NYC Human Rights Law: How to Protect Your Business

NYC Human Rights Law

The NYC Human Rights Law, Title 8 of the Administrative Code, prohibits discrimination in NYC. The law protects people from from prejudicial treatment in a number of areas. It is also based on several classes. The following will explore who the Human Rights Law protects and who is responsible if discrimination can be proven:

Areas Under the NYC Human Rights Law

NYC Human Rights Law

The NYC Human Rights Law covers all areas of employment. This includes paid and unpaid interns. Additionally, the law applies to all employers throughout New York City and its 5 boroughs with at least 4 employees. This includes employers in the city government but not the state and federal.  The law also covers:

  • – housing
  • – public spaces
  • – retaliation
  • – harassment
  • – bias police profiling

Stores, taxi cabs, and theaters fall under public spaces. An example of bias police profiling could be an officer stopping and inspecting vehicles based on the race of the drivers.

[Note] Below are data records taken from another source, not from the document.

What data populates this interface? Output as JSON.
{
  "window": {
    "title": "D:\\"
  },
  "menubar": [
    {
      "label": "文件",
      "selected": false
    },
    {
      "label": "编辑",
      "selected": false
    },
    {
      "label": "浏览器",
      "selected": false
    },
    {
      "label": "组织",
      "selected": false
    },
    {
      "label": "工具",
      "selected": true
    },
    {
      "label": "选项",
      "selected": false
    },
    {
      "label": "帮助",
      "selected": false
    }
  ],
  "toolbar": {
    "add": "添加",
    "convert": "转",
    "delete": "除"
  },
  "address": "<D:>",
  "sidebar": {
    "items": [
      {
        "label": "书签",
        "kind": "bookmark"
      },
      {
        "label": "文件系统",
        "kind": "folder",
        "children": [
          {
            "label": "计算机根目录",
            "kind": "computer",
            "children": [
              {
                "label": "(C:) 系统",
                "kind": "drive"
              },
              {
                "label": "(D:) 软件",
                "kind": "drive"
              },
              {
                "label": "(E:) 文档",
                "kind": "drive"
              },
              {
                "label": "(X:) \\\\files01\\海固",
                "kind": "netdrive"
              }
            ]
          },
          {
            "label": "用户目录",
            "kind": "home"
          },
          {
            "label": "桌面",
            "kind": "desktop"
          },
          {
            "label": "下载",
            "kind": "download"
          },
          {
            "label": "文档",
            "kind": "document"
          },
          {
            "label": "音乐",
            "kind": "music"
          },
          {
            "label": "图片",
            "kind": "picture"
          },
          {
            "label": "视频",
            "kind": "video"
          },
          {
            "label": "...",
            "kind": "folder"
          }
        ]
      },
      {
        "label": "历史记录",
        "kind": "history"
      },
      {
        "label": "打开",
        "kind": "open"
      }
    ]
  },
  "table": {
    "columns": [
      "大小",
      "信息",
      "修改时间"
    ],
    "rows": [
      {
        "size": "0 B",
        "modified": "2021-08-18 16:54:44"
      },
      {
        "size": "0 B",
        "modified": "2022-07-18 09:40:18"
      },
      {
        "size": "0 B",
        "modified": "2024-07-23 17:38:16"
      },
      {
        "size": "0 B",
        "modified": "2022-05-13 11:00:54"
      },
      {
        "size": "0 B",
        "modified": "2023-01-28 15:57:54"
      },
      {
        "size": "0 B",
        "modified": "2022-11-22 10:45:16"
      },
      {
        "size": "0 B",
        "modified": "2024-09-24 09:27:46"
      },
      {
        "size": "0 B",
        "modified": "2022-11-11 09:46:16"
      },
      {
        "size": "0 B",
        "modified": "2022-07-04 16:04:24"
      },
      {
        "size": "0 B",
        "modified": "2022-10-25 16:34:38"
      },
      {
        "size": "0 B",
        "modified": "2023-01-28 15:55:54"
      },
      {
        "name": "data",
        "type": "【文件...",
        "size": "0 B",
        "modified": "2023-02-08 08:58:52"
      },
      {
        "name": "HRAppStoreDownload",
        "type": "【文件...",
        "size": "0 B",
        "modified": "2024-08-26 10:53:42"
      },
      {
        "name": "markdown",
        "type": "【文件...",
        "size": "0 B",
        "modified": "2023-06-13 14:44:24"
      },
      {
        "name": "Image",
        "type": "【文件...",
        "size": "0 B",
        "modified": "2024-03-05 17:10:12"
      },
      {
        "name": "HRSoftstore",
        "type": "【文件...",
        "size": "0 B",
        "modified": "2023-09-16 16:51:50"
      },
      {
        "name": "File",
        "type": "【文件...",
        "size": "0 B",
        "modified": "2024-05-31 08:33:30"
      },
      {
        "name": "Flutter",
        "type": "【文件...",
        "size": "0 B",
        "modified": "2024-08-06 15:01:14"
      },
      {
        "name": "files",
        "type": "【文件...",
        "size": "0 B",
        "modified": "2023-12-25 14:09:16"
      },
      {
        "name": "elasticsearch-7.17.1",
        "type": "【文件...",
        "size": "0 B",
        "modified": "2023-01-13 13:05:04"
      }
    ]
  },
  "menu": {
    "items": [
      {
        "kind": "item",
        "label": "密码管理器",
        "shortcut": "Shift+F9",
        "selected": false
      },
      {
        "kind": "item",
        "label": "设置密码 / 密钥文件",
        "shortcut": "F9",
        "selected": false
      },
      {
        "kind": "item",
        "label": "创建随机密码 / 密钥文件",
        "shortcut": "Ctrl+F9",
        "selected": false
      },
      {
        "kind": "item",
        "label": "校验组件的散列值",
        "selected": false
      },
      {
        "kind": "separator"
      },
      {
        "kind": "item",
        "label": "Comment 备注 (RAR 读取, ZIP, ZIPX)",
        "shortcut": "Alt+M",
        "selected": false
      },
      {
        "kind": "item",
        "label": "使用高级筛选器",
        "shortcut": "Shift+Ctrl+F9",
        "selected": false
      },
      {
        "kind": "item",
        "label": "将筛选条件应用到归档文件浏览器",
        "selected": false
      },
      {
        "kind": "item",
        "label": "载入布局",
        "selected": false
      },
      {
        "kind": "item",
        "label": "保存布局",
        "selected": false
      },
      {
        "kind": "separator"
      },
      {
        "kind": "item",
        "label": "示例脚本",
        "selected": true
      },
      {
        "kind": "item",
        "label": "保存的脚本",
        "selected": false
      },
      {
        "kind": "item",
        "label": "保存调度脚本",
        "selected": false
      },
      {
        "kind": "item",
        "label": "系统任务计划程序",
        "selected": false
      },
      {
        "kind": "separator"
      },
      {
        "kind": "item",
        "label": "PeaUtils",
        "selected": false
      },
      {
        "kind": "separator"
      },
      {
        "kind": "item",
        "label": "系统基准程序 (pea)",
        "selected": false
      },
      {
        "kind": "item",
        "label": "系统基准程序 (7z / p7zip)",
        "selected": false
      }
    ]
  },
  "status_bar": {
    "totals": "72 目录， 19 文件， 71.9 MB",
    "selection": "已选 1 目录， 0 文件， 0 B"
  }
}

Classes Covered by the NYC Human Rights Law 

The classes covered by the NYC Human Rights Law include:

  • – sexual orientation
  • – race
  • – pregnancy
  • – marital or partnership status
  • – gender
  • – disability
  • – citizenship status
  • – religion
  • – nationality
  • – gender identity
  • – age

The law also provides protection against discrimination based on unemployment status, arrest record and status as a victim of domestic violence. For housing, the law protects people based on lawful occupation, source of income and family status.

Legal Consequences If Discrimination Is Proven

The NYC Human Rights Law provides employees with compensation if they can prove discrimination. This can include damage fees, back pay and promotion. Employees can also file a complaint with the New York City Human Rights Commission or file a lawsuit in court. They cannot do both. Furthermore, there is a one-year statute of limitations for filing a complaint with the Human Rights Commission. There is also a three-year statute of limitations for filing a lawsuit in court.